A propósito del tamaño de las aceras

Una de las carencias más llamativas del tipo de educación moderna es que apenas se reflexiona sobre la importancia del tamaño. Un tigre, por ejemplo, dejaría de ser lo que es, si midiese poco más de veinte centímetros y una catedral no podría sostenerse si tuviese mil metros de altura. Ya sé que estas cosas se saben, más o menos, de manera intuitiva, pero la verdad es que a base de ignorar que existe el tamaño ideal, las cosas crecen y crecen, las gentes hablan y hablan, y así nos va. Ha habido movimientos culturales que han invitado a la desmesura y ha habido personas que han hecho de la desmesura su seña de identidad. A este tipo de gentes se las suele tener, en ocasiones, por genios, por tipos que no soportan la mediocridad, las zonas templadas. Es cierto que hay que estar muy bien dotado para soportar la calma: ya decía Pascal que la mayoría de los males del mundo vienen de que muchos son incapaces de estarse quietos en una habitación. Demos cobijo a los desmedidos, pero no los convirtamos en norma.

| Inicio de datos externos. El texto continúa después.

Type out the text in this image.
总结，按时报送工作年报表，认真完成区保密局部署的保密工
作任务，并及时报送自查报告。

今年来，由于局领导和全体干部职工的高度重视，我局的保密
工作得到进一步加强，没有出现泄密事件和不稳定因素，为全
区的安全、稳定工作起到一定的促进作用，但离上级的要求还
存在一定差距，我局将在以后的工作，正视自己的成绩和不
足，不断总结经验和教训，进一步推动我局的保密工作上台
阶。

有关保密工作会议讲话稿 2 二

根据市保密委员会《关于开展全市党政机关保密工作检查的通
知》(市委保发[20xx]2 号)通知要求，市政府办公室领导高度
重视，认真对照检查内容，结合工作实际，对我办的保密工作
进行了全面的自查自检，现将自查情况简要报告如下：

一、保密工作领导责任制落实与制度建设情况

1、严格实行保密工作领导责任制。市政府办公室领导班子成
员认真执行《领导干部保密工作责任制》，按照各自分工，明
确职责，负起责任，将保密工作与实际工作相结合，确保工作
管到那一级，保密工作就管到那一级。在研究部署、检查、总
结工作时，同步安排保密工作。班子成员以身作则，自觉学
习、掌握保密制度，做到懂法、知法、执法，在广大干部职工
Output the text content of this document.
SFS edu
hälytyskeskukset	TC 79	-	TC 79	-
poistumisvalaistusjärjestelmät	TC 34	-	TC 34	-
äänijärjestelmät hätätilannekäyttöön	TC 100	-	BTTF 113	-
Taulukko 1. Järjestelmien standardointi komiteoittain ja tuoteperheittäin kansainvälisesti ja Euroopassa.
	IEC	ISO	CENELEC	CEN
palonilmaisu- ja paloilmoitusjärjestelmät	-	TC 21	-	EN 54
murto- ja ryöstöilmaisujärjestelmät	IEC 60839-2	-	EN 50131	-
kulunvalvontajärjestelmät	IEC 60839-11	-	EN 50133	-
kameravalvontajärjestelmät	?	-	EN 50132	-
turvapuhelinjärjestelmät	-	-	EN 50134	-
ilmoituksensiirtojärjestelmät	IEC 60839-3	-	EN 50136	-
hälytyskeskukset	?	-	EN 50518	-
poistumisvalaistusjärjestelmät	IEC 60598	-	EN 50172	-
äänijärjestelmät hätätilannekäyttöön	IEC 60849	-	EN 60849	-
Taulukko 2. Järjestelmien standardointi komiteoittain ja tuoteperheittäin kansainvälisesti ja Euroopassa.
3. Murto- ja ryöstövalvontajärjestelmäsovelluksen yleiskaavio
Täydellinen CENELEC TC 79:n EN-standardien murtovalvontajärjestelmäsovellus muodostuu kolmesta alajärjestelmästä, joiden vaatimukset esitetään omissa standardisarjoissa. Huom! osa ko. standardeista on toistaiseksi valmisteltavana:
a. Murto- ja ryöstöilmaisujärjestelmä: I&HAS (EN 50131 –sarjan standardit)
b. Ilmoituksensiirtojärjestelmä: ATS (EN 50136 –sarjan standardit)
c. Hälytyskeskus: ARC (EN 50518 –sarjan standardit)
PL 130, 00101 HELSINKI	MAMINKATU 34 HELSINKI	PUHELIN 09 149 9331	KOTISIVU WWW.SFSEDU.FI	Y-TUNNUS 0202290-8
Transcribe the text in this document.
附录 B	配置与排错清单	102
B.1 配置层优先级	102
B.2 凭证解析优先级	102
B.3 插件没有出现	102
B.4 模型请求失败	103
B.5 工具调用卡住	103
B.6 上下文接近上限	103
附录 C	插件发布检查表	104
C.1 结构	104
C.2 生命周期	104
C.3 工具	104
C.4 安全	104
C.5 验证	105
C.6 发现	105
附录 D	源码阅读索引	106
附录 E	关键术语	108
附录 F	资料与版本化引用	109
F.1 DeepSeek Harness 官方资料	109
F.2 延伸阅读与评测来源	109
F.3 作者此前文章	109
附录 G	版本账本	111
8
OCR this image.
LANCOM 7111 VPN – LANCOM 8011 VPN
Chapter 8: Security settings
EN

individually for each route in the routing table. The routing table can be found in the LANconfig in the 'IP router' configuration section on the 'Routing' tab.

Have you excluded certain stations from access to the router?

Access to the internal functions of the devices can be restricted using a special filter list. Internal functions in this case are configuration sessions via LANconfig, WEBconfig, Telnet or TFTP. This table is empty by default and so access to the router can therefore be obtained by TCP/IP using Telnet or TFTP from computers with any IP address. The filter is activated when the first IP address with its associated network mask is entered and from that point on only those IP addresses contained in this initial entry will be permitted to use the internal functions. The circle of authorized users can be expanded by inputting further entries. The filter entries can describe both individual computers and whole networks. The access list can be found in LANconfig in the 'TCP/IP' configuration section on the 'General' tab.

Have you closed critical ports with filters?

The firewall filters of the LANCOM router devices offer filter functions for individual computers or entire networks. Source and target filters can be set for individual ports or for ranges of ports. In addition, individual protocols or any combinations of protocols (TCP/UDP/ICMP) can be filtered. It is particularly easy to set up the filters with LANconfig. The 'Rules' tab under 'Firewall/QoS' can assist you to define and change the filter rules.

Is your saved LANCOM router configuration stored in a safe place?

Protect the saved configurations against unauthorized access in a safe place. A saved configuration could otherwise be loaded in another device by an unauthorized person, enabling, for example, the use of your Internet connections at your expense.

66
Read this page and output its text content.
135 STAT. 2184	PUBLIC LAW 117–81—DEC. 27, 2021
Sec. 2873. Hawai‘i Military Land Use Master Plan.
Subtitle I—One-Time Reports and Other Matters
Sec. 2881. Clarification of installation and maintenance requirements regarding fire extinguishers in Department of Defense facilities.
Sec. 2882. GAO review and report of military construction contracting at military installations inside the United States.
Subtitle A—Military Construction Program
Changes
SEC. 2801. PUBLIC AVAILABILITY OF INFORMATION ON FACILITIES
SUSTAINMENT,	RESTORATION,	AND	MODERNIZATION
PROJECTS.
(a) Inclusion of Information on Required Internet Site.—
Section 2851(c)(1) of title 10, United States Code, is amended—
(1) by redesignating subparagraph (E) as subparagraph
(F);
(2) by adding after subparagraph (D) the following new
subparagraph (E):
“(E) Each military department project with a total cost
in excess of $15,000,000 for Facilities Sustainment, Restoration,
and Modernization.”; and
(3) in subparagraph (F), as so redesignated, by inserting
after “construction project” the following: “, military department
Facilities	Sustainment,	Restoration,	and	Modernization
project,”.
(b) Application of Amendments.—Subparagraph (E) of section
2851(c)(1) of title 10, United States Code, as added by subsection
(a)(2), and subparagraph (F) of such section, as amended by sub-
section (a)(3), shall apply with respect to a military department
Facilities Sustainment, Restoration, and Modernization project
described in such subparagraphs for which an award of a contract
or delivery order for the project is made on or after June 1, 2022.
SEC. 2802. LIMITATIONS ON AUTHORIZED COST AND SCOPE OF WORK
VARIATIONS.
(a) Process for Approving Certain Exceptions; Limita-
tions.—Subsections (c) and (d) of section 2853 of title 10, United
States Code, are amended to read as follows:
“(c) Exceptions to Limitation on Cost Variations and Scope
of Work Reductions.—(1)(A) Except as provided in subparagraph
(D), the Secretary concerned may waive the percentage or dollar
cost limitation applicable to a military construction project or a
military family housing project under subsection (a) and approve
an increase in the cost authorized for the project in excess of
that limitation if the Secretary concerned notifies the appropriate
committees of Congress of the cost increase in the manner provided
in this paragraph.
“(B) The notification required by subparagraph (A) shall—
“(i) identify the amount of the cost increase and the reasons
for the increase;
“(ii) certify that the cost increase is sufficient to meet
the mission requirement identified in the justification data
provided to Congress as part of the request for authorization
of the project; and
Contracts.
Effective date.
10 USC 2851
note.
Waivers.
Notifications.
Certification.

Los madrileños tenemos un alcalde desmesurado y con auxiliares muy deslenguados, que además padecen manías persecutorias. A Gallardón le ha dado por las aceras grandes en un afán desmedido de ayudar a los peatones. Puede haber cosas peores, pero también las aceras tienen su tamaño. Los políticos incurren con frecuencia en desmesuras: desde los que lo prometen todo hasta los que practican el dolce far niente. El colmo de la habilidad consiste en hacer ambas cosas al tiempo.